Wednesday, August 10, 2011

A Curious Celebration of Democracy


While many us have been focusing on the frenetic movement of the stock market, the dwindling value of our retirement portfolios, and the rising national debt; yet another movement has been afoot almost out of sight to subvert the intentions of the Founding Fathers. As reported by McClatchy Newspapers in the Kansas City Star, California Governor Jerry Brown on Monday signed legislation that could potentially place Founders' view of the Electoral College in dire jeopardy. 

How can this be, you ask?  Isn't the Electoral College specified in the Constitution under Article II, Section 1, Clause 2?  (I know, you didn't have a clue how the Electoral College came about.  Fortunately for you, I carry a leather-covered pocket edition of this document with me at all times.)  In fact this bit of the Constitution does address how many Electors each state gets, and allows each state legislature to decide how they are chosen.  There are subsequent entries in the 12th and 23rd Amendment covering other aspects of the College.  How those Electors vote after a national election is held however, is something entirely different.
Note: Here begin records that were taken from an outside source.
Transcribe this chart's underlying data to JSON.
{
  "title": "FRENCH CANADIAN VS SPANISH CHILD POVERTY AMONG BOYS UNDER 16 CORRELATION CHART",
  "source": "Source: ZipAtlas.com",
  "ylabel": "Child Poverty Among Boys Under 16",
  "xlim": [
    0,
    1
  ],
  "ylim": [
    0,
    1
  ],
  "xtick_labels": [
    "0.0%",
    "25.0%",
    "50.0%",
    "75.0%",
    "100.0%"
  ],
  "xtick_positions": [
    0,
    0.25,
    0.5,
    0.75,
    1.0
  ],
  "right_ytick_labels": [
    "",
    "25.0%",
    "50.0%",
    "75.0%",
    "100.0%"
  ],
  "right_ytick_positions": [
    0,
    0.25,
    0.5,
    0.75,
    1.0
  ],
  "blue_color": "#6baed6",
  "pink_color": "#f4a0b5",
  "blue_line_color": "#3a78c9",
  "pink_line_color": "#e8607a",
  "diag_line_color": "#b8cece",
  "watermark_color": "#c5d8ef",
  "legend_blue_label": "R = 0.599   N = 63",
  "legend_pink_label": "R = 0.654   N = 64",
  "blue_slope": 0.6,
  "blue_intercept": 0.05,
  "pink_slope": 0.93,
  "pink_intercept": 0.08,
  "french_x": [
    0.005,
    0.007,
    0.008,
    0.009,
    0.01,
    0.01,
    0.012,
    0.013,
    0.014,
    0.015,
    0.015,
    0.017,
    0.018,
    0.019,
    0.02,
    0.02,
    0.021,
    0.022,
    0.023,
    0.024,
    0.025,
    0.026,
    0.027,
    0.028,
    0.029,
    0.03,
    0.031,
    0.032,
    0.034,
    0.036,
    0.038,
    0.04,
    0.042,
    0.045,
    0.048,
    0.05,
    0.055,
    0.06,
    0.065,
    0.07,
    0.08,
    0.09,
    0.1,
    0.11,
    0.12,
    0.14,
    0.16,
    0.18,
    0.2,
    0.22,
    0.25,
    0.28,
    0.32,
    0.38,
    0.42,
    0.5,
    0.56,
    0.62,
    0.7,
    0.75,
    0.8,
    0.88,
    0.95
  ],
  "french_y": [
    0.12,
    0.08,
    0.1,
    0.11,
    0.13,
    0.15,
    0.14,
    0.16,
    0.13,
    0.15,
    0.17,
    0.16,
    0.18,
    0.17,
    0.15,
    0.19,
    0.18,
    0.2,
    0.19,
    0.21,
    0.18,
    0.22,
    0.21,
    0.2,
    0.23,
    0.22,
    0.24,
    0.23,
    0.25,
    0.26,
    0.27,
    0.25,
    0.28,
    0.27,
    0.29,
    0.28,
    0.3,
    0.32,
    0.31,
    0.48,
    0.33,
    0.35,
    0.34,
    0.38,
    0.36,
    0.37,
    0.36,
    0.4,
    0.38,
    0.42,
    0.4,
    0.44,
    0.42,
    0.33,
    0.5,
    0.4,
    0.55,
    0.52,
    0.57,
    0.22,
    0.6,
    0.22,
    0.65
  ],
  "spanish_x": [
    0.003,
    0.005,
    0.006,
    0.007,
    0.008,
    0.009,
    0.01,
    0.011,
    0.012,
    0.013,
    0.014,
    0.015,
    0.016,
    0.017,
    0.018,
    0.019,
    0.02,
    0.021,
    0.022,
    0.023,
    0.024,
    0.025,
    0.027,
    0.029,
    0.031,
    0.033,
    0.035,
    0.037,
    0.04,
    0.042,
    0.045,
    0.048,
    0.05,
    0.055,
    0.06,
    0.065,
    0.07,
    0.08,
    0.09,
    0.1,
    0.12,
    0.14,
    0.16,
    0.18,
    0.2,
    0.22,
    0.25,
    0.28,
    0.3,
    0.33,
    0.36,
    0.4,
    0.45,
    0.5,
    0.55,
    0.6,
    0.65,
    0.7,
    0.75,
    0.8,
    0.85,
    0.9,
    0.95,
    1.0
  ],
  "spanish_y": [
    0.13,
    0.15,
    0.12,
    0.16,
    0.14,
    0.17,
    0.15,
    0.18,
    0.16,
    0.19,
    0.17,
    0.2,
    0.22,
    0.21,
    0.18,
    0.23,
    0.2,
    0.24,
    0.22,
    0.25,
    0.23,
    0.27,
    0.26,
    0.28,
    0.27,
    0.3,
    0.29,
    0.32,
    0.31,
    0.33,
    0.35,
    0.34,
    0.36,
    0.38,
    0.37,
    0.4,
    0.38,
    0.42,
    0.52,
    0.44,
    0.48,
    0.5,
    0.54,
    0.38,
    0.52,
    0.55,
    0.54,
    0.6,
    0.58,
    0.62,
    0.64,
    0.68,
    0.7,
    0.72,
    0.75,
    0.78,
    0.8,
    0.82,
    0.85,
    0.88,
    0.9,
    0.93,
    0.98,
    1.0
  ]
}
Electors are in fact free to vote for anyone eligible to be President.  Traditionally, Electors vote in proportion to the popular vote of their respective states or for the winner of their respective electoral district (at least on the first ballot).  The idea that the Founders proposed with the formation of the Electoral College was much in keeping with their thinking behind the bicameral legislature created in the same document.  By using the Electoral College as a buffer, they hoped to provide some form of balance between the more populous larger states and smaller ones.  Using the electoral system has allowed swing states like Ohio (20 electors) or Michigan (17 electors) to play at least as much a role as Florida (27 electors), Texas (34 electors), or California (55 electors)(The fact that none of these states existed at the time that the Constitution was written speaks volumes as to the wisdom of their decision and the Founders ability to deal with future eventualities.) 

Of course the interstate compact now signed by Governor Brown we are told, "would take effect only if states controlling a majority of the nation's electoral votes agree."  I guess that this would make this the a 'pile on the winner' law allowing the votes of other states to influence the electoral vote of CA. Eight states and the District of Columbia have now signed on to this potential compact, an agreement which the article goes on to point out now encompasses "almost half of the electoral votes proponents need".  Certainly this legislation has the potential to create more direct ties to the popular vote ( which is a good thing if you're a state with a population the size of California's).

Now there have been calls to do away with the Electoral College before, most recently after the election of 2000, when George W Bush failed to gain a plurality of the popular vote.  Opponents of the Electoral College claimed that election results like that of 2000 subvert the democratic process and fail to provide a true popular mandate for an elected leader (though it must be admitted that they did at least provide us protection against a potential President Al Gore).  What they fail to point out or perhaps even recognize, is that while we do have the popular vote, the United States is not and never has been a Democracy, but a Representative Republic. The Electoral College was just another in a series of well-thought-out concepts to protect the minority rights in this country from being trampled the 'will of the mob'. (Something that this measure might be overlooking, if not actively subverting.)

California's interest in throwing its 55 vote weight around should be of no surprise to anyone, as they have long felt slighted by the national voting process.  Having their polls closing 3 hours after those of the East Coast and with election coverage by 24-hour news networks calling states while CA is still voting has sometimes caused this bastion of the progressive thinking to find itself extraneous to the decision-making process.  

It's interesting however that these so-called Defenders of Democracy see this as progress towards portraying the will of the people.  If this legislation is followed through on, it would in fact allow California to, "award the state's electoral votes to the candidate winning the most votes nationwide, regardless of which candidate California voters choose".  One might think it a rather curious contradiction that California and it co-signers would seek to extol the value and virtues of true democracy by potentially subverting the will of the popular vote in their states.